The agreement not having been executed and delivered before at least one witness, and not having been acknowledged, does not take effect as against a subsequent purchaser or incumbrancer of the grantor. The appellant defendants are devisees of Norman W. Groat and purchasers within the meaning of the Real Property Law. (23 Am. & Eng. Ency. of Law [2d ed.], 464; Stamm v. Bostwick, 40 Hun, 35; affd., 122 N. Y. 48.)

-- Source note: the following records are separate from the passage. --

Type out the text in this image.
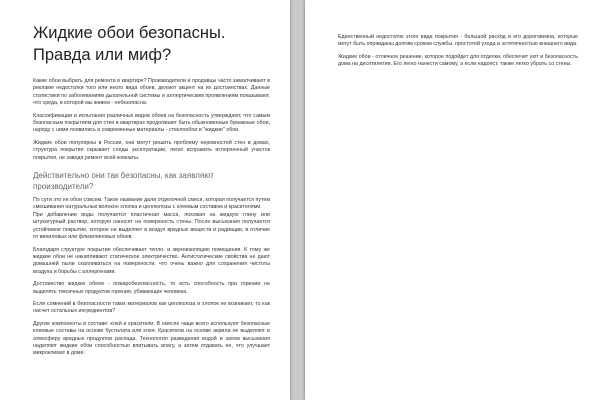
Жидкие обои безопасны. Правда или миф?

Какие обои выбрать для ремонта в квартире? Производители и продавцы часто замалчивают в рекламе недостатки того или иного вида обоев, делают акцент на их достоинствах. Данные статистики по заболеваниям дыхательной системы и аллергическим проявлениям показывают, что среда, в которой мы живем - небезопасна.

Классификации и испытания различных видов обоев на безопасность утверждают, что самым безопасным покрытием для стен в квартирах продолжают быть обыкновенные бумажные обои, наряду с ними появились и современные материалы - стеклообои и "жидкие" обои.

Жидкие обои популярны в России, они могут решить проблему неровностей стен в домах, структура покрытия скрывает следы эксплуатации, легко исправить испорченный участок покрытия, не заводя ремонт всей комнаты.

Действительно они так безопасны, как заявляют производители?

По сути это не обои совсем. Такое название дали отделочной смеси, которая получается путем смешивания натуральных волокон хлопка и целлюлозы с клеевым составом и красителями.

При добавлении воды получается пластичная масса, похожая на жидкую глину или штукатурный раствор, которую наносят на поверхность стены. После высыхания получается устойчивое покрытие, которое не выделяет в воздух вредных веществ и радиации, в отличие от виниловых или флизелиновых обоев.

Благодаря структуре покрытие обеспечивает тепло- и звукоизоляцию помещения. К тому же жидкие обои не накапливают статическое электричество. Антистатические свойства не дают домашней пыли скапливаться на поверхности, что очень важно для сохранения чистоты воздуха и борьбы с аллергенами.

Достоинство жидких обоев - пожаробезопасность, то есть способность при горении не выделять токсичных продуктов горения, убивающих человека.

Если сомнений в безопасности таких материалов как целлюлоза и хлопок не возникает, то как насчет остальных ингредиентов?

Другие компоненты в составе: клей и красители. В смесях чаще всего используют безопасные клеевые составы на основе бустилата или клея. Красители на основе акрила не выделяют в атмосферу вредных продуктов распада. Технология разведения водой и затем высыхания наделяют жидкие обои способностью впитывать влагу, а затем отдавать ее, что улучшает микроклимат в доме.

Единственный недостаток этого вида покрытия - большой расход и его дороговизна, которые могут быть оправданы долгим сроком службы, простотой ухода и эстетичностью внешнего вида.

Жидкие обои - отличное решение, которое подойдет для отделки, обеспечит уют и безопасность дома на десятилетия. Его легко нанести самому, а если надоест, также легко убрать со стены.
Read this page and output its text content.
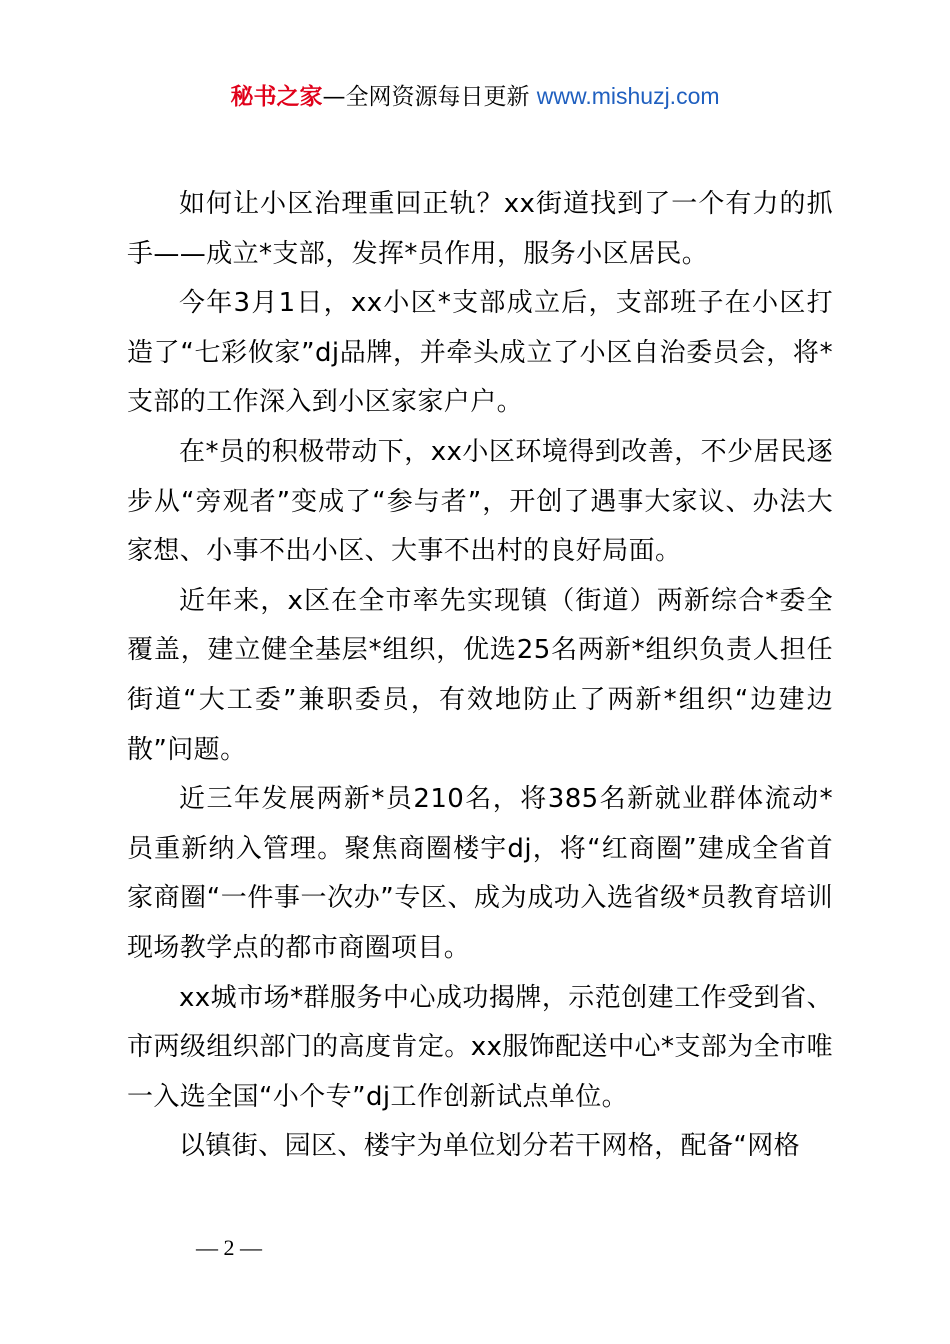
秘书之家—全网资源每日更新 www.mishuzj.com

如何让小区治理重回正轨？xx街道找到了一个有力的抓手——成立*支部，发挥*员作用，服务小区居民。

今年3月1日，xx小区*支部成立后，支部班子在小区打造了“七彩攸家”dj品牌，并牵头成立了小区自治委员会，将*支部的工作深入到小区家家户户。

在*员的积极带动下，xx小区环境得到改善，不少居民逐步从“旁观者”变成了“参与者”，开创了遇事大家议、办法大家想、小事不出小区、大事不出村的良好局面。

近年来，x区在全市率先实现镇（街道）两新综合*委全覆盖，建立健全基层*组织，优选25名两新*组织负责人担任街道“大工委”兼职委员，有效地防止了两新*组织“边建边散”问题。

近三年发展两新*员210名，将385名新就业群体流动*员重新纳入管理。聚焦商圈楼宇dj，将“红商圈”建成全省首家商圈“一件事一次办”专区、成为成功入选省级*员教育培训现场教学点的都市商圈项目。

xx城市场*群服务中心成功揭牌，示范创建工作受到省、市两级组织部门的高度肯定。xx服饰配送中心*支部为全市唯一入选全国“小个专”dj工作创新试点单位。

以镇街、园区、楼宇为单位划分若干网格，配备“网格

— 2 —
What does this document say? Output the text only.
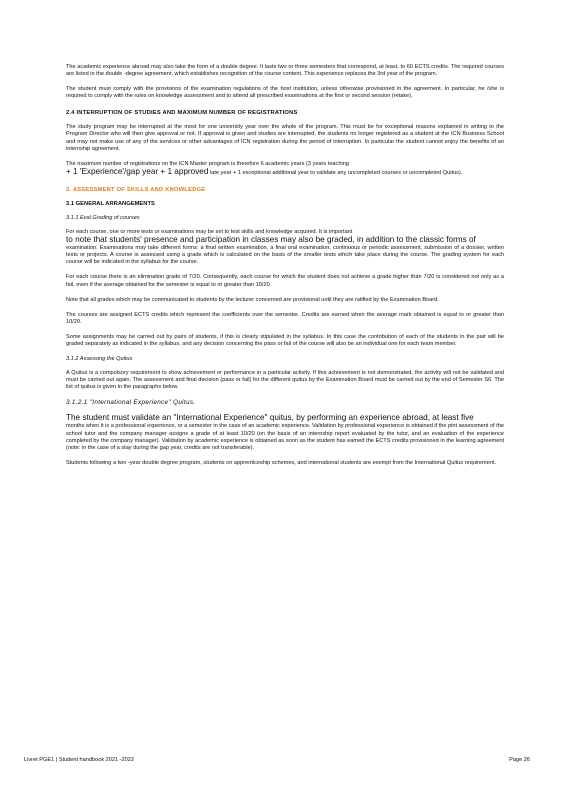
The academic experience abroad may also take the form of a double degree. It lasts two or three semesters that correspond, at least, to 60 ECTS credits. The required courses are listed in the double -degree agreement, which establishes recognition of the course content. This experience replaces the 3rd year of the program.

The student must comply with the provisions of the examination regulations of the host institution, unless otherwise provisioned in the agreement. In particular, he /she is required to comply with the rules on knowledge assessment and to attend all prescribed examinations at the first or second session (retake).

2.4 INTERRUPTION OF STUDIES AND MAXIMUM NUMBER OF REGISTRATIONS

The study program may be interrupted at the most for one university year over the whole of the program. This must be for exceptional reasons explained in writing to the Program Director who will then give approval or not. If approval is given and studies are interrupted, the students no longer registered as a student at the ICN Business School and may not make use of any of the services or other advantages of ICN registration during the period of interruption. In particular the student cannot enjoy the benefits of an internship agreement.

The maximum number of registrations on the ICN Master program is therefore 6 academic years (3 years teaching
+ 1 'Experience'/gap year + 1 approved late year + 1 exceptional additional year to validate any uncompleted courses or uncompleted Quitus).

3. ASSESSMENT OF SKILLS AND KNOWLEDGE
3.1 GENERAL ARRANGEMENTS
3.1.1 Eval Grading of courses

For each course, one or more tests or examinations may be set to test skills and knowledge acquired. It is important
to note that students' presence and participation in classes may also be graded, in addition to the classic forms of
examination. Examinations may take different forms: a final written examination, a final oral examination, continuous or periodic assessment, submission of a dossier, written tests or projects. A course is assessed using a grade which is calculated on the basis of the smaller tests which take place during the course. The grading system for each course will be indicated in the syllabus for the course.

For each course there is an elimination grade of 7/20. Consequently, each course for which the student does not achieve a grade higher than 7/20 is considered not only as a fail, even if the average obtained for the semester is equal to or greater than 10/20.

Note that all grades which may be communicated to students by the lecturer concerned are provisional until they are ratified by the Examination Board.

The courses are assigned ECTS credits which represent the coefficients over the semester. Credits are earned when the average mark obtained is equal to or greater than 10/20.

Some assignments may be carried out by pairs of students, if this is clearly stipulated in the syllabus. In this case the contribution of each of the students in the pair will be graded separately as indicated in the syllabus, and any decision concerning the pass or fail of the course will also be an individual one for each team member.

3.1.2 Assessing the Quitus

A Quitus is a compulsory requirement to show achievement or performance in a particular activity. If this achievement is not demonstrated, the activity will not be validated and must be carried out again. The assessment and final decision (pass or fail) for the different quitus by the Examination Board must be carried out by the end of Semester S6. The list of quitus is given in the paragraphs below.

3.1.2.1 "International Experience" Quitus.

The student must validate an "International Experience" quitus, by performing an experience abroad, at least five
months when it is a professional experience, or a semester in the case of an academic experience. Validation by professional experience is obtained if the pint assessment of the school tutor and the company manager assigns a grade of at least 10/20 (on the basis of an internship report evaluated by the tutor, and an evaluation of the experience completed by the company manager). Validation by academic experience is obtained as soon as the student has earned the ECTS credits provisioned in the learning agreement (note: in the case of a stay during the gap year, credits are not transferable).

Students following a two -year double degree program, students on apprenticeship schemes, and international students are exempt from the International Quitus requirement.

Livret PGE1 | Student handbook 2021 -2022	Page 26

The authority of the court to direct that the mortgaged property ■other than the water rights described in the agreement should be first sold before selling such water rights, is dependent upon such rights having been alienated as against the defendant appellants in this action. As the agreement does not take effect as against the defendant appellants' the court was in error in its direction in regard to said sale. The respondent asserts that the appeal of the defendant appellants should be dismissed because they did not answer the plaintiff’s complaint. The plairitiff’s complaint was in the usual form in foreclosure. It alleged generally that the defendants have or claim to have some interest in or lien upon the mortgaged premises. It is true that the defendant Strong claimed an interest in the mortgaged premises. There was no occasion, therefore, for the defendant appellants to answer the plaintiff’s complaint. The defendant Strong did not serve a. copy of his answer upon his codefendants. The defendant appellants appeared in the action and were present at the trial and took part therein, but no pleading had ever been served on them or either of them alleging affirmatively what rights the defendant Strong claimed in the mortgaged property, or that he sought to have his rights determined by the judgment to be entered in the action. Under such circumstances the defendant appellants should not be deprived of their right to appeal. (See Bliss v. Fosdick, 16 Hun, 508.)
The judgment should be modified by striking therefrom the provision therein adjudging that said agreement is valid and enforcible also the provision therein adjudging that the mortgaged premises other than the rights of the defendant Strong under said agreement shall be first sold, and also the provision therein adjudging that the defendant Strong be paid his costs and charges in the action, and as so modified affirmed, with one bill of costs in this court to the appellants against the respondent.
All concurred.
Judgment modified by striking therefrom the provision that the-agreement mentioned in the pleadings is valid and enforcible; also the provision therein adjudging that the mortgaged premises, other than the rights of the defendant Strong under said agreement, shall be first sold; and also the provision therein adjudging that the-defendant Strong be paid his costs and charges in the action; and as so modified affirmed, with one bill of costs in this court to the appellants against the respondent.